L’Agence du revenu du Canada (ARC) souhaite examiner les paiements de contrats de 150 municipalités du Québec à la recherche de sous-traitants n’ayant pas déclaré certains revenus. Ce faisant, c’est presque toute la province qui sera passée au peigne fin puisque Montréal s’est prêtée au même exercice en 2010.

L’opération vient raviver le débat sur la tenue d’une enquête sur la construction réclamée depuis plus de deux ans par l’opposition, soit depuis que circulent d’importantes allégations de collusion et de corruption entre entrepreneurs et élus.

88 villes ont déjà fait leurs devoirs

L’agence s’est adressée à la Cour fédérale pour obtenir l’autorisation de parcourir les montants consentis à des entrepreneurs et consultants, a récemment révélé le quotidien Globe and Mail. Elle l’a déjà reçue pour 88 villes d’Estrie, en juin, et l’audition pour le reste des municipalités est en cours. En comptant Montréal, les municipalités visées par les requêtes regroupent cinq millions de citoyens, sur un total de huit millions de Québécois.

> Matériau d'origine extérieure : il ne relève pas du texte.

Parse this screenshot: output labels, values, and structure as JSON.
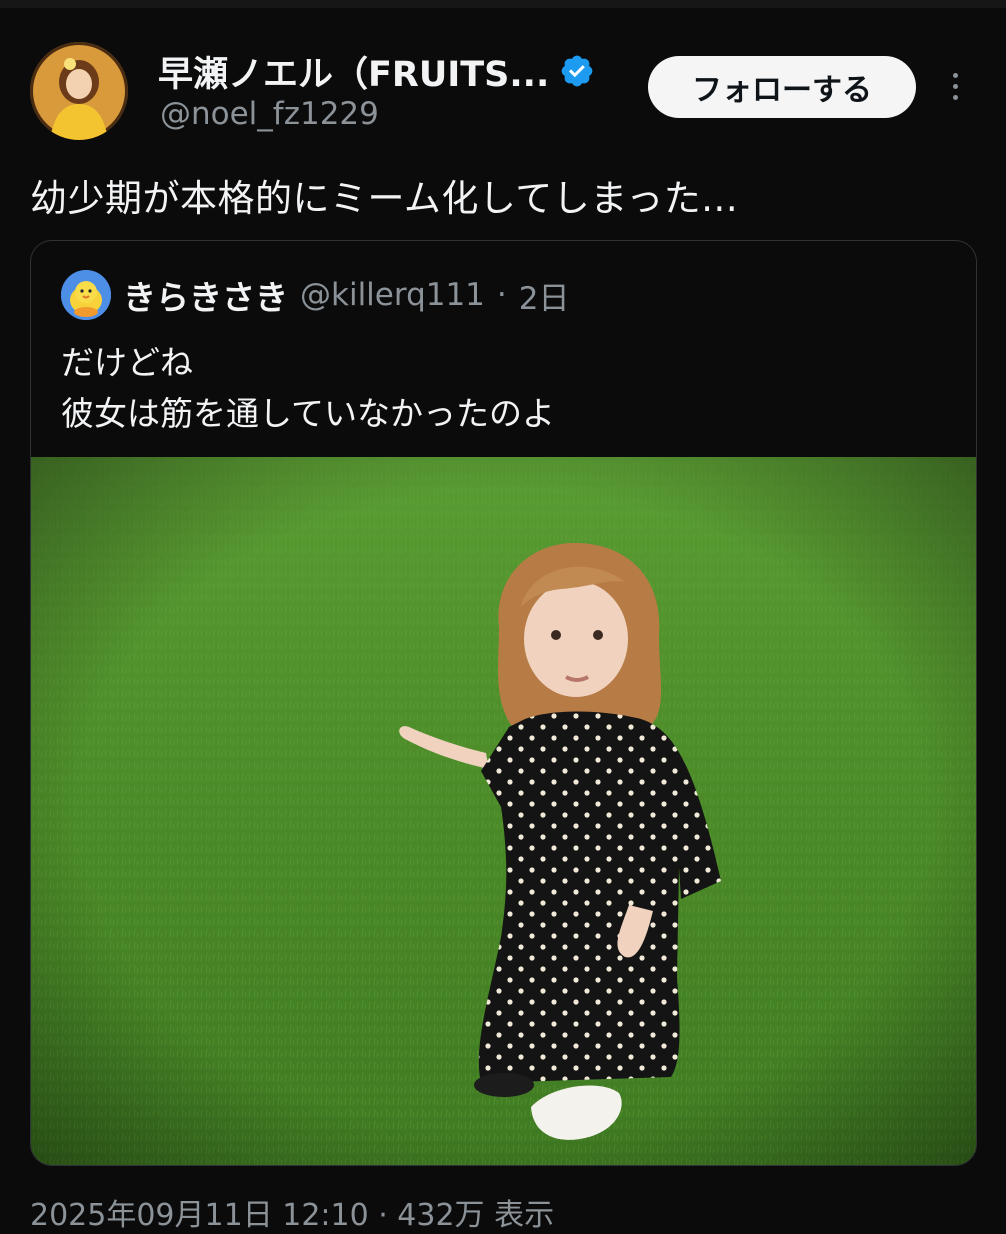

L’ARC assure que l’opération «n’est pas une enquête, ni des vérifications». «On veut juste s’assurer que tous les revenus sont bien déclarés, dans le cadre du Programme des non déclarants, explique la porte-parole Karine Dionne. Ces demandes sont des activités courantes. Ça fait partie du mandat de l’agence.»

Le Québec est néanmoins la seule province où est mené un examen aussi large. Tous les bureaux québécois des services fiscaux de l’agence du revenu du Canada se sont concertés pour une opération conjointe. L’agence refuse d’expliquer pourquoi un si grand nombre de municipalités est touché.

Les 150 municipalités, dont Brossard, Laval, Longueuil, Québec, Saguenay et des municipalités plus petites comme Lac-Delage et Saint-Charles-de-Bellechasse, ont 45 jours pour remettre à l’ARC un CD contenant les coordonnées de toutes les personnes qui ont été payées pour un bien ou un service ces quatre dernières années et le détail des montants versés. Tous les types de paiements y passeront, tels ceux accordés aux entreprises de déneigement ou aux firmes d’ingénierie et de construction. On ne cherche pas de failles du côté des villes, mais bien du côté des entrepreneurs qui pourraient ne pas avoir payé leur dû au fisc.

Une affaire de huit milliards de dollars

L’opération est de taille, les contrats signés avec les municipalités représentant 8 milliards de dollars annuellement, selon l’Union des municipalités du Québec, et la requête ne visant pas de montant précis. Les vérifications des paiements faits par Montréal à des sous-traitants sont toujours en cours même si le processus s’est enclenché en août l’été dernier.

Le président de l’Union des municipalités du Québec, Éric Forest, est déçu du moyen utilisé par l’agence fédérale pour obtenir les informations, c’est-à-dire le dépôt d’une requête à la cour. «Je ne peux pas m’expliquer ça», a-t-il lancé, encore surpris. M. Forest, qui est aussi le maire de Rimouski, assure que les villes auraient coopéré avec les fonctionnaires sur une simple demande. Il dénonce aussi le court délai accordé aux municipalités pour fournir le fameux CD. «On est prêts à donner l’information, mais s’il faut faire rentrer [au travail] des gens qui sont en vacances pour y arriver, ce n’est pas tellement respectueux. Ça représente toute une masse de données.»

Un malaise nommé «Construction»

Le président de la Fédération québécoise des municipalités, Bernard Généreux, estime quant à lui que l’examen des paiements est un argument de plus pour qu’ait lieu une enquête publique sur l’industrie de la construction, ce que l’opposition demande au gouvernement de Jean Charest. «C’est une autre manifestation d’un malaise qui est là, persistant, peut-être encore plus depuis qu’un entrepreneur a plaidé coupable d’évasion fiscale pour 4 millions», a dit M. Généreux, qui est aussi le maire de Saint-Prime.

L’ARC rappelle qu’elle ne recherche pas un système, mais bien des personnes n’ayant pas déclaré des revenus. D’ailleurs, les informations dénichées à travers l’examen des paiements ne mèneront pas à des poursuites au criminel, mais plutôt à des amendes en plus des remboursements, si des non déclarants sont repérés.